Whatever deal works its way through the high-stakes talks in Geneva over Syria's chemical weapons, it will be met with plenty of skepticism. And for good reason.
Consider the deal broker. Russia?
Russia and Syria have a longtime friendly relationship and strong economic ties. Critics quickly called Russia's face-saving move nothing more than a stalling tactic. (Syria is already delaying. Instead of offering to immediately hand over weapons, the Assad regime says its willing to give up information about Syria's stockpile in the next 30 days.)
Adding insult to injury, Russian President Vladimir Putin lambasted the United States in a New York Times editorial, saying it's now "commonplace" for America to intervene in the internal conflicts of other countries.
He questions America's example of democracy and instead insists that others around the world see the U.S. as "relying solely on brute force."
But the most pointed part of the op-ed is when Putin -- or "Pootie Poot," as George W. Bush liked to refer to him -- challenged the notion of American exceptionalism. He was responding to a line in President Obama's televised address to the nation.
Putin flatly rejected the idea, saying "the United States' policy is 'what makes America different.'"
"It is extremely dangerous to encourage people to see themselves as exceptional, whatever the motivation. There are big countries and small countries, rich and poor, those with long democratic traditions and those still finding their way to democracy ... We are all different, but when we ask for the Lord's blessings, we must not forget that God created us equal," he wrote.
True, we all may be equal in God's eyes. And, the value of each human life is precious.

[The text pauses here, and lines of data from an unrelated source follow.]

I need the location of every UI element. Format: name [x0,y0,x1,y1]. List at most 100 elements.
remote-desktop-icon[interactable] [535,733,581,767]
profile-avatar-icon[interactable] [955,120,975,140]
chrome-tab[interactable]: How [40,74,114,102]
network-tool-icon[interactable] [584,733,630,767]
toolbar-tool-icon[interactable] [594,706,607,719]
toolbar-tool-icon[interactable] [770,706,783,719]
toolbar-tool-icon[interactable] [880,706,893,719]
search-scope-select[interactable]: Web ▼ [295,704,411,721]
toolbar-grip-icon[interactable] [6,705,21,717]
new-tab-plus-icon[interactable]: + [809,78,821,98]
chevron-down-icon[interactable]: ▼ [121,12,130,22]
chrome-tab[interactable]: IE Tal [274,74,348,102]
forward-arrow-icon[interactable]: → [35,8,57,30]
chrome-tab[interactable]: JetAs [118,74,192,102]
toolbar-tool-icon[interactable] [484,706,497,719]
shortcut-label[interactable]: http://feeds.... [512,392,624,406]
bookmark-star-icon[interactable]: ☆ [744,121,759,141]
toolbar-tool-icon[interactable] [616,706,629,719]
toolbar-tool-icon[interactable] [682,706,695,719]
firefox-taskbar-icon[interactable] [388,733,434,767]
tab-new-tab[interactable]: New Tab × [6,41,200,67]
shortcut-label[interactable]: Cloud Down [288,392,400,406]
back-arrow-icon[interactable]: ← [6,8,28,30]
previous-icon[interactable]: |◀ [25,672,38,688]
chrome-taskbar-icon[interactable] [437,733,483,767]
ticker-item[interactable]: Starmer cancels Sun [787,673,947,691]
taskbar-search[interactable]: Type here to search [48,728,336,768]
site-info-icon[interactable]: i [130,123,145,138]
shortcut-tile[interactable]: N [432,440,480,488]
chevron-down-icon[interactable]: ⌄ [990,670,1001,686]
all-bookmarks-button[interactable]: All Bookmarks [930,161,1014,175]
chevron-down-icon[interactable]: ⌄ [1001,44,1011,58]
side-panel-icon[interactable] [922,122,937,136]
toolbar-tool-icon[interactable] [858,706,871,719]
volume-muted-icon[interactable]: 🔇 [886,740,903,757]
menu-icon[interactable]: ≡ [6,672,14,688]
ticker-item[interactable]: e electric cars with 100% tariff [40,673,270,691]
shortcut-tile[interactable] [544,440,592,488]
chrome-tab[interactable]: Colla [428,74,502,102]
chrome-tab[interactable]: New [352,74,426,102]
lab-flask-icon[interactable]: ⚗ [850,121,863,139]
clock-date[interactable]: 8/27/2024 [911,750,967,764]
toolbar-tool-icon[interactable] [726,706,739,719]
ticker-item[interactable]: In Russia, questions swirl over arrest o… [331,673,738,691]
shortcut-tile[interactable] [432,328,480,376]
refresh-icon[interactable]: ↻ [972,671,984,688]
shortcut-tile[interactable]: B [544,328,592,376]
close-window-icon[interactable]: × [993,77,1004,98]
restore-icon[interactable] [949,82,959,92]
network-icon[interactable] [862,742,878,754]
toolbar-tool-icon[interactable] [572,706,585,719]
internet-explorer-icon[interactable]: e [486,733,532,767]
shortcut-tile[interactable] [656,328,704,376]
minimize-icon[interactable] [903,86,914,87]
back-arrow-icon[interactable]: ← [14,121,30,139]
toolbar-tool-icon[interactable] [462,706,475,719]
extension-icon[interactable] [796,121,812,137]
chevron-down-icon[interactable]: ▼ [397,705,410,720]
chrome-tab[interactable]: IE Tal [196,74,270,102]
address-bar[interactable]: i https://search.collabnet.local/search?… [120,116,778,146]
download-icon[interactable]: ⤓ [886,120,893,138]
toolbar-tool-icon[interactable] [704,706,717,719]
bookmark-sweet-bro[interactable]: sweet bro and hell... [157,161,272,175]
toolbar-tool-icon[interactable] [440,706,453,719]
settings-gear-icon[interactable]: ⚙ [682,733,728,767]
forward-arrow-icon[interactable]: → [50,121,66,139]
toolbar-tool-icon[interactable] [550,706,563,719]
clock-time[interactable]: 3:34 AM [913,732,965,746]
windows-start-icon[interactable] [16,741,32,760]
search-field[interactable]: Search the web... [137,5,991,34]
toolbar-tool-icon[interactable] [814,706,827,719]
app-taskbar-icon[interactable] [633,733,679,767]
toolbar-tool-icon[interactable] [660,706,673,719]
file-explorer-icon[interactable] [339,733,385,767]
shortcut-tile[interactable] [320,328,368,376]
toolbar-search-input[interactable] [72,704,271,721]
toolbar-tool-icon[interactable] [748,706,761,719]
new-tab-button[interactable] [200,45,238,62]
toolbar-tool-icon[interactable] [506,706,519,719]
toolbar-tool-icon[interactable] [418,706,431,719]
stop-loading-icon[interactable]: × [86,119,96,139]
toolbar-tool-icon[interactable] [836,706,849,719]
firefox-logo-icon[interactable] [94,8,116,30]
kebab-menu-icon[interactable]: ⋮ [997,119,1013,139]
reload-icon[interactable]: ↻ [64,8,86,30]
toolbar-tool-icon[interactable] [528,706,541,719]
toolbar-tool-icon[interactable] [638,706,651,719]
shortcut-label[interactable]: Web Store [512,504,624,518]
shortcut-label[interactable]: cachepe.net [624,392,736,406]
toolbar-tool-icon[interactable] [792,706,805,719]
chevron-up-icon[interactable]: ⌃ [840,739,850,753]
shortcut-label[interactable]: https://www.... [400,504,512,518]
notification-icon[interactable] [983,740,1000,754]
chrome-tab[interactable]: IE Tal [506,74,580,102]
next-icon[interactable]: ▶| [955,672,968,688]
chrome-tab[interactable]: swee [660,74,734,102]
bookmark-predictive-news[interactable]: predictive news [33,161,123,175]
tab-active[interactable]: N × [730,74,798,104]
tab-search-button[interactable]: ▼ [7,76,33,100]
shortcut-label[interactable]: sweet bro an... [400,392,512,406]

But Putin's broad brush of equality fails to understand that people, their ability, ideas, creative works, and even their countries can be exceptional.
For example, and reducing this to the most basic analogy, Jennifer Wishon might want a record deal, but unless she sings exceptionally well - like Celine Dion or Mariah Carey - that probably won't happen. Likewise, John Jessup might like to run fast, but he knows he's no Usain Bolt.
America and Americans aren't perfect, but we're motivated to do better and to keep trying. Many still believe the sky's the limit. And that's part of what makes us exceptional.
If Putin is indeed to be trusted as an honest broker in his new role as a peacemaker, let's pray his path to peace goes better than his ability to play philosopher.